If you have any questions or if you found any problems with this repository, please report through GitHub issues.
cd ~
git clone https://github.com/anagha-google/table-format-lab-delta
Modify the location variable to your preferred GCP region.
PROJECT_ID=`gcloud config list --format "value(core.project)" 2>/dev/null`
PROJECT_NBR=`gcloud projects describe $PROJECT_ID | grep projectNumber | cut -d':' -f2 | tr -d "'" | xargs`
PROJECT_NAME=`gcloud projects describe ${PROJECT_ID} | grep name | cut -d':' -f2 | xargs`
GCP_ACCOUNT_NAME=`gcloud auth list --filter=status:ACTIVE --format="value(account)"`
ORG_NM=`gcloud organizations list | grep DISPLAY_NAME | cut -d':' -f2 | xargs`
YOUR_GCP_MULTI_REGION="US"
LOCATION="us-central1"
echo "PROJECT_ID=$PROJECT_ID"
echo "PROJECT_NBR=$PROJECT_NBR"
echo "PROJECT_NAME=$PROJECT_NAME"
echo "GCP_ACCOUNT_NAME=$GCP_ACCOUNT_NAME"
echo "ORG_NM=$ORG_NM"
echo "YOUR_GCP_MULTI_REGION=$YOUR_GCP_MULTI_REGION"
echo "LOCATION=$LOCATION"
cd ~/table-format-lab-delta/00-setup/org_policy
terraform init
terraform apply \
-var="project_id=${PROJECT_ID}" \
--auto-approve
cd ~/table-format-lab-delta/00-setup/demo
terraform init
terraform plan \
-var="project_id=${PROJECT_ID}" \
-var="project_nbr=${PROJECT_NBR}" \
-var="org_id=${ORG_ID}" \
-var="location=${LOCATION}" \
-var="gcp_account_name=${GCP_ACCOUNT_NAME}"
terraform apply \
-var="project_id=${PROJECT_ID}" \
-var="project_nbr=${PROJECT_NBR}" \
-var="org_id=${ORG_ID}" \
-var="location=${LOCATION}" \
-var="gcp_account_name=${GCP_ACCOUNT_NAME}" \
--auto-approve
Edit region as appropriate-
PROJECT_ID=`gcloud config list --format "value(core.project)" 2>/dev/null`
PROJECT_NBR=`gcloud projects describe $PROJECT_ID | grep projectNumber | cut -d':' -f2 | tr -d "'" | xargs`
SESSION_NAME="delta-lake-lab"
LOCATION="us-central1"
HISTORY_SERVER_NAME="dll-sphs-${PROJECT_NBR}"
METASTORE_NAME="dll-hms-${PROJECT_NBR}"
SUBNET="spark-snet"
NOTEBOOK_BUCKET="gs://s8s_notebook_bucket-${PROJECT_NBR}"
gcloud beta dataproc sessions create spark $SESSION_NAME-$RANDOM \
--project=${PROJECT_ID} \
--location=${LOCATION} \
--property=spark.jars.packages="io.delta:delta-core_2.13:2.1.0" \
--history-server-cluster="projects/$PROJECT_ID/regions/$LOCATION/clusters/${HISTORY_SERVER_NAME}" \
--metastore-service="projects/$PROJECT_ID/locations/$LOCATION/services/${METASTORE_NAME}" \
--property="spark.sql.extensions=io.delta.sql.DeltaSparkSessionExtension" \
--property="spark.sql.catalog.spark_catalog=org.apache.spark.sql.delta.catalog.DeltaCatalog" \
--service-account="dll-lab-sa@${PROJECT_ID}.iam.gserviceaccount.com" \
--version 2.0.2 \
--subnet=$SUBNET
The author typcially has two sessions handly to expedite switching across notebooks.
The Terraform creates a Vertex AI Workbench managed notebook instance and loads the Delta Lake notebooks.
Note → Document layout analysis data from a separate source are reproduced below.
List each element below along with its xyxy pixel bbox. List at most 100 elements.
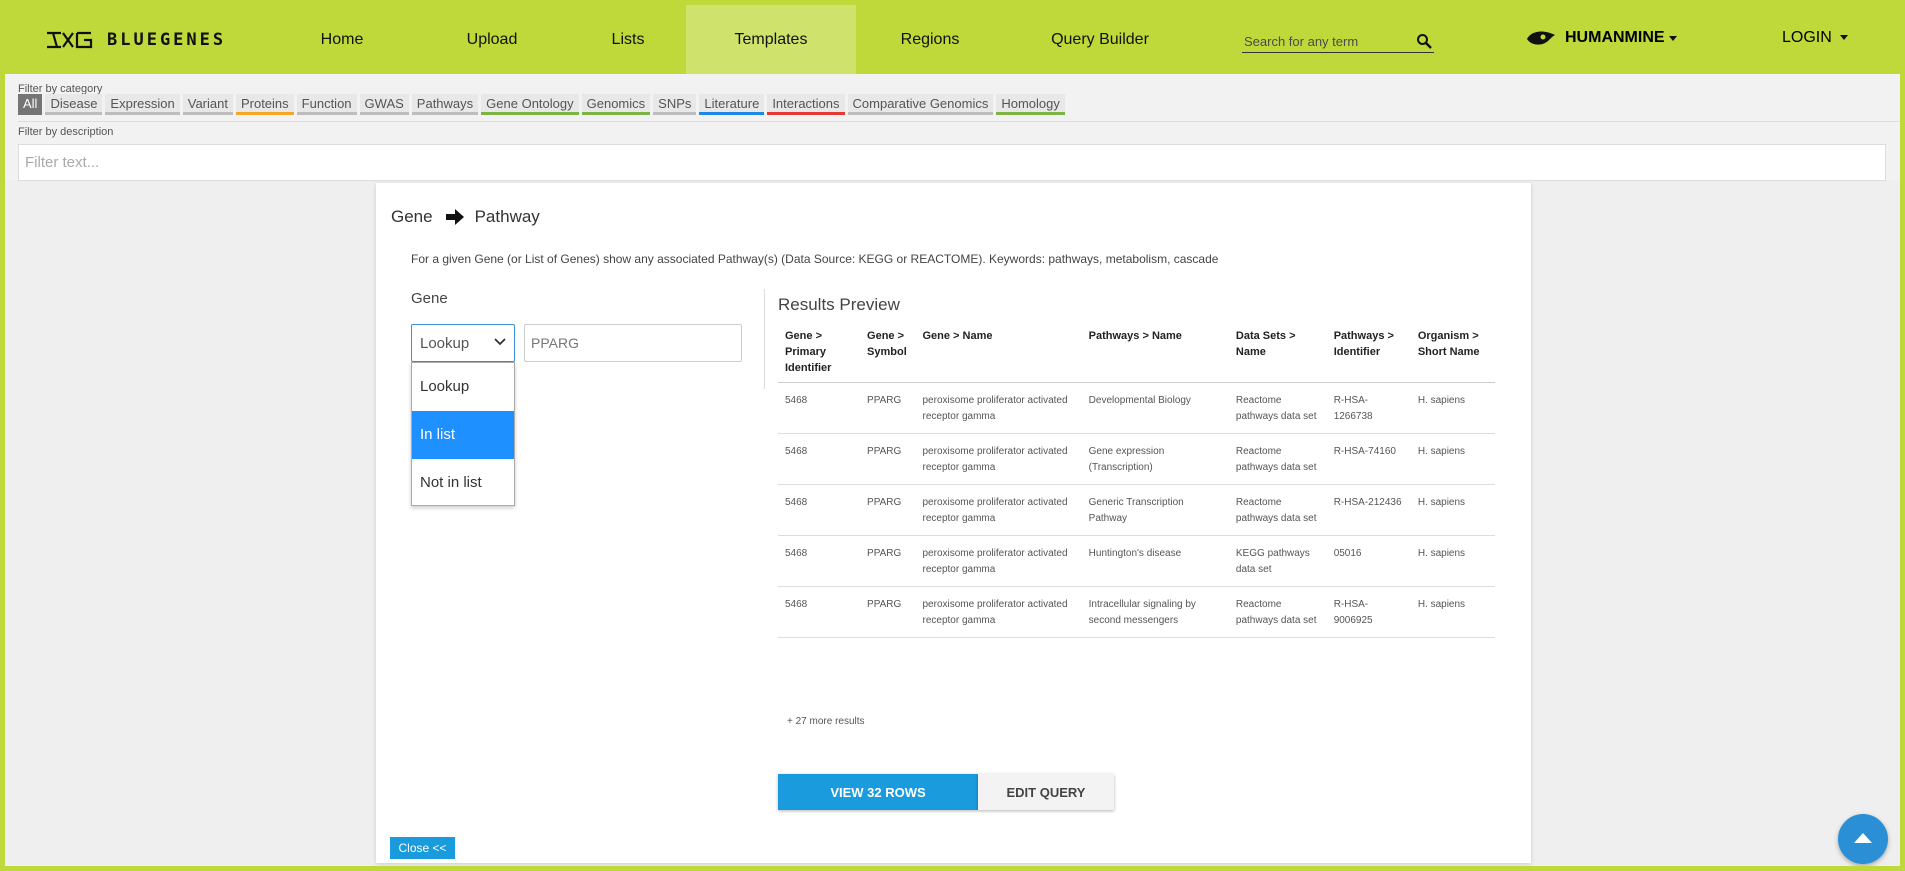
template-from: Gene <box>391 207 433 226</box>
chip-proteins[interactable]: Proteins <box>235 94 294 115</box>
column-header[interactable]: Gene > Primary Identifier <box>778 322 861 383</box>
chip-disease[interactable]: Disease <box>45 94 103 115</box>
nav-templates[interactable]: Templates <box>686 5 856 74</box>
scroll-to-top-button[interactable] <box>1838 814 1888 864</box>
column-header[interactable]: Gene > Name <box>915 322 1082 383</box>
login-button[interactable]: LOGIN <box>1782 29 1849 47</box>
table-cell: peroxisome proliferator activated recept… <box>915 535 1082 587</box>
table-cell: peroxisome proliferator activated recept… <box>915 382 1082 434</box>
chip-function[interactable]: Function <box>296 94 357 115</box>
table-cell: Developmental Biology <box>1081 382 1229 434</box>
table-cell: R-HSA-74160 <box>1326 433 1411 485</box>
operator-selected: Lookup <box>420 335 470 352</box>
constraint-value-input[interactable] <box>524 324 742 362</box>
nav-lists[interactable]: Lists <box>583 5 673 74</box>
divider <box>764 289 765 389</box>
table-cell: PPARG <box>860 484 916 536</box>
description-filter-input[interactable] <box>18 144 1886 181</box>
table-cell: 5468 <box>778 484 861 536</box>
chip-variant[interactable]: Variant <box>182 94 233 115</box>
close-button[interactable]: Close << <box>390 837 455 859</box>
table-cell: peroxisome proliferator activated recept… <box>915 433 1082 485</box>
table-cell: peroxisome proliferator activated recept… <box>915 484 1082 536</box>
chip-gwas[interactable]: GWAS <box>359 94 409 115</box>
table-cell: Reactome pathways data set <box>1228 586 1327 638</box>
chevron-down-icon <box>494 338 506 346</box>
template-title: Gene Pathway <box>391 207 540 227</box>
table-row: 5468 PPARG peroxisome proliferator activ… <box>778 586 1495 638</box>
search-icon[interactable] <box>1416 33 1432 49</box>
chip-snps[interactable]: SNPs <box>653 94 697 115</box>
nav-regions-label: Regions <box>900 30 960 48</box>
navbar: BLUEGENES Home Upload Lists Templates Re… <box>5 5 1900 74</box>
table-cell: H. sapiens <box>1410 433 1495 485</box>
search-input[interactable] <box>1242 34 1402 49</box>
app-frame: BLUEGENES Home Upload Lists Templates Re… <box>5 5 1900 866</box>
table-row: 5468 PPARG peroxisome proliferator activ… <box>778 484 1495 536</box>
chip-gene-ontology[interactable]: Gene Ontology <box>481 94 579 115</box>
table-cell: peroxisome proliferator activated recept… <box>915 586 1082 638</box>
table-cell: R-HSA-212436 <box>1326 484 1411 536</box>
edit-query-button[interactable]: EDIT QUERY <box>978 774 1114 810</box>
chip-all[interactable]: All <box>18 94 43 115</box>
nav-regions[interactable]: Regions <box>875 5 985 74</box>
divider <box>18 121 1900 122</box>
category-chips: All Disease Expression Variant Proteins … <box>18 94 1068 115</box>
option-not-in-list[interactable]: Not in list <box>412 459 514 507</box>
nav-upload-label: Upload <box>466 30 518 48</box>
brand-name: BLUEGENES <box>107 30 227 50</box>
nav-query-builder-label: Query Builder <box>1051 30 1149 48</box>
table-row: 5468 PPARG peroxisome proliferator activ… <box>778 535 1495 587</box>
table-cell: KEGG pathways data set <box>1228 535 1327 587</box>
column-header[interactable]: Gene > Symbol <box>860 322 916 383</box>
chip-comparative-genomics[interactable]: Comparative Genomics <box>847 94 994 115</box>
chip-expression[interactable]: Expression <box>105 94 180 115</box>
table-cell: 5468 <box>778 586 861 638</box>
nav-upload[interactable]: Upload <box>437 5 547 74</box>
mine-label: HUMANMINE <box>1565 29 1665 46</box>
table-header-row: Gene > Primary Identifier Gene > Symbol … <box>778 322 1495 383</box>
chevron-down-icon <box>1840 35 1849 41</box>
column-header[interactable]: Organism > Short Name <box>1410 322 1495 383</box>
more-results-text: + 27 more results <box>787 716 865 727</box>
option-in-list[interactable]: In list <box>412 411 514 459</box>
mine-selector[interactable]: HUMANMINE <box>1525 29 1677 47</box>
table-cell: Generic Transcription Pathway <box>1081 484 1229 536</box>
brand-logo[interactable]: BLUEGENES <box>45 29 226 51</box>
login-label: LOGIN <box>1782 29 1832 46</box>
table-cell: R-HSA-9006925 <box>1326 586 1411 638</box>
template-to: Pathway <box>474 207 540 226</box>
table-cell: R-HSA-1266738 <box>1326 382 1411 434</box>
column-header[interactable]: Data Sets > Name <box>1228 322 1327 383</box>
table-cell: 5468 <box>778 382 861 434</box>
table-cell: Reactome pathways data set <box>1228 382 1327 434</box>
template-card: Gene Pathway For a given Gene (or List o… <box>376 183 1531 863</box>
table-cell: PPARG <box>860 382 916 434</box>
operator-dropdown: Lookup In list Not in list <box>411 362 515 506</box>
table-row: 5468 PPARG peroxisome proliferator activ… <box>778 382 1495 434</box>
table-cell: H. sapiens <box>1410 586 1495 638</box>
chevron-down-icon <box>1668 35 1677 41</box>
view-rows-button[interactable]: VIEW 32 ROWS <box>778 774 978 810</box>
table-cell: H. sapiens <box>1410 484 1495 536</box>
option-lookup[interactable]: Lookup <box>412 363 514 411</box>
table-cell: Intracellular signaling by second messen… <box>1081 586 1229 638</box>
chip-interactions[interactable]: Interactions <box>767 94 845 115</box>
nav-templates-label: Templates <box>734 30 808 48</box>
chip-pathways[interactable]: Pathways <box>411 94 479 115</box>
filter-area: Filter by category All Disease Expressio… <box>5 74 1900 181</box>
chip-literature[interactable]: Literature <box>699 94 765 115</box>
column-header[interactable]: Pathways > Name <box>1081 322 1229 383</box>
chip-genomics[interactable]: Genomics <box>581 94 651 115</box>
table-cell: 5468 <box>778 433 861 485</box>
operator-select[interactable]: Lookup <box>411 324 515 362</box>
column-header[interactable]: Pathways > Identifier <box>1326 322 1411 383</box>
table-cell: Reactome pathways data set <box>1228 484 1327 536</box>
table-cell: 05016 <box>1326 535 1411 587</box>
table-cell: H. sapiens <box>1410 382 1495 434</box>
table-row: 5468 PPARG peroxisome proliferator activ… <box>778 433 1495 485</box>
chip-homology[interactable]: Homology <box>996 94 1065 115</box>
nav-home[interactable]: Home <box>297 5 387 74</box>
nav-query-builder[interactable]: Query Builder <box>1025 5 1175 74</box>
template-description: For a given Gene (or List of Genes) show… <box>411 252 1219 266</box>
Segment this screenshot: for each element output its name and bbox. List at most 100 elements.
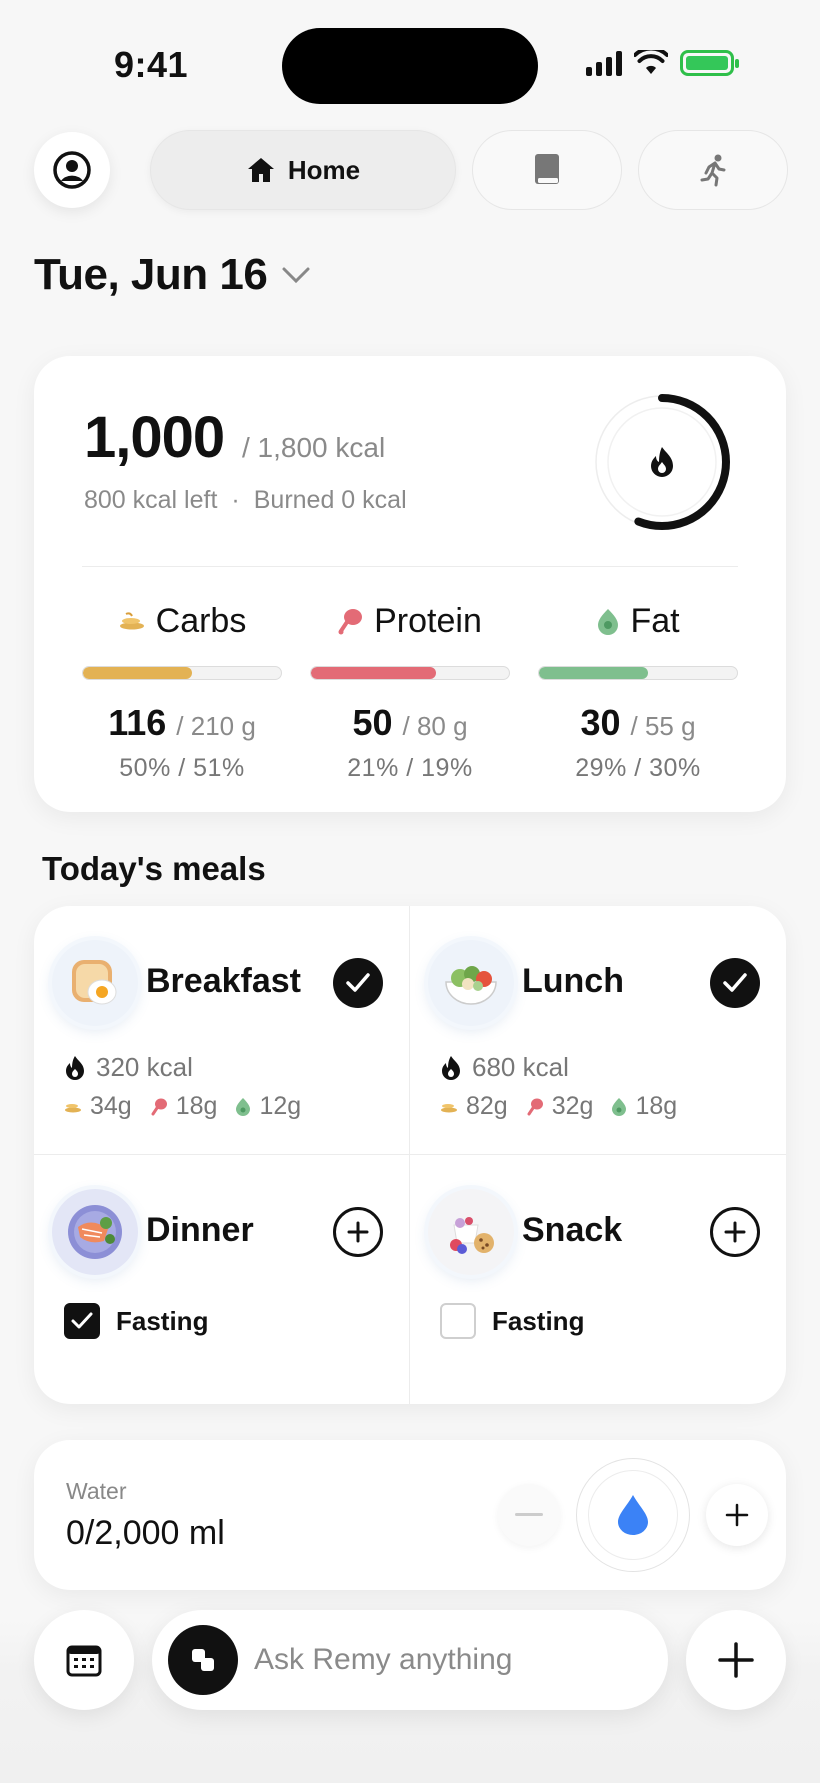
tab-home-label: Home bbox=[287, 154, 361, 185]
carbs-icon bbox=[441, 1103, 457, 1112]
checkmark-icon bbox=[723, 973, 747, 992]
protein-icon bbox=[527, 1098, 543, 1115]
checkmark-icon bbox=[71, 1312, 93, 1329]
calories-left: 800 kcal left bbox=[84, 486, 218, 514]
plus-icon bbox=[718, 1642, 754, 1678]
cellular-signal-icon bbox=[586, 50, 622, 76]
macro-protein: Protein 50 / 80 g 21% / 19% bbox=[310, 596, 510, 783]
water-increase-button[interactable] bbox=[706, 1484, 768, 1546]
macro-goal: / 55 g bbox=[630, 711, 696, 741]
macro-value: 116 bbox=[108, 702, 167, 743]
fasting-toggle[interactable]: Fasting bbox=[440, 1303, 584, 1339]
macro-value: 30 bbox=[580, 702, 621, 743]
home-icon bbox=[247, 158, 274, 182]
meals-grid: Breakfast 320 kcal 34g 18g 12g Lunch 680… bbox=[34, 906, 786, 1404]
status-time: 9:41 bbox=[114, 44, 189, 85]
add-meal-button[interactable] bbox=[710, 1207, 760, 1257]
date-selector[interactable]: Tue, Jun 16 bbox=[34, 250, 311, 300]
protein-progress-bar bbox=[310, 666, 510, 680]
calendar-icon bbox=[66, 1645, 102, 1677]
macro-carbs: Carbs 116 / 210 g 50% / 51% bbox=[82, 596, 282, 783]
divider bbox=[82, 566, 738, 567]
fasting-checkbox[interactable] bbox=[64, 1303, 100, 1339]
meal-card-lunch[interactable]: Lunch 680 kcal 82g 32g 18g bbox=[410, 906, 786, 1155]
meal-card-breakfast[interactable]: Breakfast 320 kcal 34g 18g 12g bbox=[34, 906, 410, 1155]
meal-card-snack[interactable]: Snack Fasting bbox=[410, 1155, 786, 1404]
meal-kcal-value: 680 kcal bbox=[472, 1052, 569, 1082]
fasting-label: Fasting bbox=[116, 1305, 209, 1336]
add-entry-button[interactable] bbox=[686, 1610, 786, 1710]
meal-logged-check-button[interactable] bbox=[333, 958, 383, 1008]
meal-logged-check-button[interactable] bbox=[710, 958, 760, 1008]
macro-name: Fat bbox=[630, 601, 680, 640]
lunch-food-icon bbox=[428, 940, 514, 1026]
meal-name: Lunch bbox=[522, 962, 624, 1000]
carbs-icon bbox=[65, 1103, 81, 1112]
water-tracker-card: Water 0/2,000 ml bbox=[34, 1440, 786, 1590]
fasting-checkbox[interactable] bbox=[440, 1303, 476, 1339]
fat-progress-bar bbox=[538, 666, 738, 680]
battery-icon bbox=[680, 50, 739, 76]
flame-icon bbox=[442, 1055, 460, 1080]
water-progress-ring[interactable] bbox=[576, 1458, 690, 1572]
profile-button[interactable] bbox=[34, 132, 110, 208]
macro-name: Protein bbox=[374, 601, 482, 640]
meal-macros: 34g 18g 12g bbox=[64, 1092, 311, 1121]
ask-assistant-input[interactable]: Ask Remy anything bbox=[152, 1610, 668, 1710]
fasting-toggle[interactable]: Fasting bbox=[64, 1303, 208, 1339]
tab-activity[interactable] bbox=[638, 130, 788, 210]
meal-calories: 680 kcal bbox=[440, 1052, 569, 1083]
macro-name: Carbs bbox=[155, 601, 247, 640]
wifi-icon bbox=[634, 50, 668, 74]
meal-fat: 18g bbox=[635, 1092, 678, 1120]
meal-name: Snack bbox=[522, 1211, 623, 1249]
fat-icon bbox=[612, 1097, 627, 1116]
meal-macros: 82g 32g 18g bbox=[440, 1092, 687, 1121]
meal-protein: 32g bbox=[551, 1092, 594, 1120]
macro-goal: / 80 g bbox=[402, 711, 468, 741]
meal-name: Dinner bbox=[146, 1211, 254, 1249]
fat-icon bbox=[598, 609, 619, 635]
calendar-button[interactable] bbox=[34, 1610, 134, 1710]
macro-fat: Fat 30 / 55 g 29% / 30% bbox=[538, 596, 738, 783]
calories-consumed: 1,000 bbox=[84, 405, 225, 470]
chevron-down-icon bbox=[282, 267, 310, 284]
water-drop-icon bbox=[618, 1495, 648, 1535]
meal-calories: 320 kcal bbox=[64, 1052, 193, 1083]
dinner-food-icon bbox=[52, 1189, 138, 1275]
macro-value: 50 bbox=[352, 702, 393, 743]
water-value: 0/2,000 ml bbox=[66, 1514, 225, 1552]
calories-goal: / 1,800 kcal bbox=[242, 432, 386, 463]
protein-icon bbox=[151, 1098, 167, 1115]
tab-home[interactable]: Home bbox=[150, 130, 456, 210]
flame-icon bbox=[66, 1055, 84, 1080]
meals-section-title: Today's meals bbox=[42, 850, 266, 887]
running-icon bbox=[700, 154, 726, 187]
water-decrease-button[interactable] bbox=[498, 1484, 560, 1546]
meal-card-dinner[interactable]: Dinner Fasting bbox=[34, 1155, 410, 1404]
profile-icon bbox=[53, 151, 91, 189]
meal-name: Breakfast bbox=[146, 962, 301, 1000]
meal-carbs: 82g bbox=[466, 1092, 508, 1120]
plus-icon bbox=[724, 1221, 746, 1243]
tab-journal[interactable] bbox=[472, 130, 622, 210]
dynamic-island bbox=[282, 28, 538, 104]
fat-icon bbox=[236, 1097, 251, 1116]
macro-percent: 21% / 19% bbox=[347, 754, 473, 782]
plus-icon bbox=[347, 1221, 369, 1243]
book-icon bbox=[535, 154, 559, 184]
macro-percent: 50% / 51% bbox=[119, 754, 245, 782]
calorie-summary-card[interactable]: 1,000 / 1,800 kcal 800 kcal left · Burne… bbox=[34, 356, 786, 812]
add-meal-button[interactable] bbox=[333, 1207, 383, 1257]
meal-kcal-value: 320 kcal bbox=[96, 1052, 193, 1082]
status-icons bbox=[586, 50, 739, 76]
calorie-details: 800 kcal left · Burned 0 kcal bbox=[84, 486, 407, 515]
breakfast-food-icon bbox=[52, 940, 138, 1026]
fasting-label: Fasting bbox=[492, 1305, 585, 1336]
meal-fat: 12g bbox=[259, 1092, 302, 1120]
water-label: Water bbox=[66, 1478, 127, 1504]
separator-dot: · bbox=[231, 486, 240, 514]
carbs-icon bbox=[119, 612, 144, 630]
ask-placeholder: Ask Remy anything bbox=[254, 1643, 513, 1676]
assistant-logo-icon bbox=[168, 1625, 238, 1695]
Navigate into the managed notebook instance, open the first Delta Lake notebook (DeltaLakeLab-1.ipynb), and pick a Spark kernel - the one created by #C above.
Note: The notebooks have scope and narratives defined in them, so there is no explicit lab guide for this lab. The features of Delta Lake covered is listed above
Run through each notebook, sequentially.
Review the Delta Lake documentation at -
https://docs.delta.io/latest/index.html
Note: Table clones are not yet availabe outside Databricks - delta-io/delta#1387. Therefore, notebook 8, does not work, its been left as a placeholder.
Shut down/delete resources when done to avoid unnecessary billing.
Date | Details |
---|---|
20221022 | Notebooks 1-9, + Terraform |